Conformational Distributions of Protease−Serpin Complexes: A Partially Translocated Complex†
journal contributionposted on 12.09.2006, 00:00 by Lu Liu, Nicole Mushero, Lizbeth Hedstrom, Anne Gershenson
Serpins regulate serine proteases by forming metastable covalent complexes with their targets. The protease docks with the serpin and cleaves the serpin's reactive center loop (RCL) forming an acylenzyme intermediate. Cleavage triggers insertion of the RCL into β sheet A, translocating the attached protease ∼70 Å and disrupting the protease active site, trapping the acylenzyme intermediate. Using single-pair Förster resonance energy transfer (spFRET), we have measured the conformational distributions of trypsin and α1-proteinase inhibitor (α1PI) covalent complexes.
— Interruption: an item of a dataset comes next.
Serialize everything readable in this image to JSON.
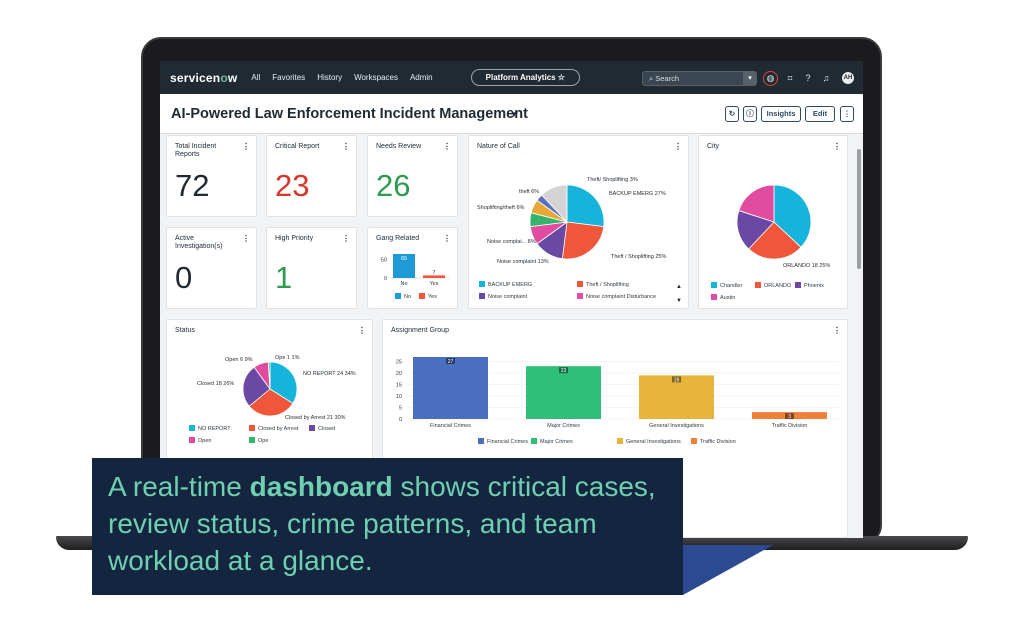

Bovine trypsin (BTryp) complexes display a single set of conformations consistent with the full translocation of BTryp (EfullI*). However, the range of spFRET efficiencies is large, suggesting that the region around the trypsin label is mobile. Most complexes between α1PI variants and the more stable rat trypsin (RTryp) also show a single set of conformations, but the conformational distribution is narrower, indicating less disruption of RTryp. Surprisingly, RTryp complexes containing α1PI labeled at Cys232 with a cationic fluorophore display two equally populated conformations, EfullI* and a conformation in which RTryp is only partially translocated (EpartI*). Destabilizing the RTryp active site, by substituting Ala for Ile16, increases the EfullI* population. Thus, interactions between anionic RTryp and cationic dyes likely exert a restraining force on α1PI, increasing the energy needed to translocate trypsin, and this force can be counteracted by active site destabilization. These results highlight the role of protease stability in determining the conformational distributions of protease−serpin covalent complexes and show that full translocation is not required for the formation of metastable complexes.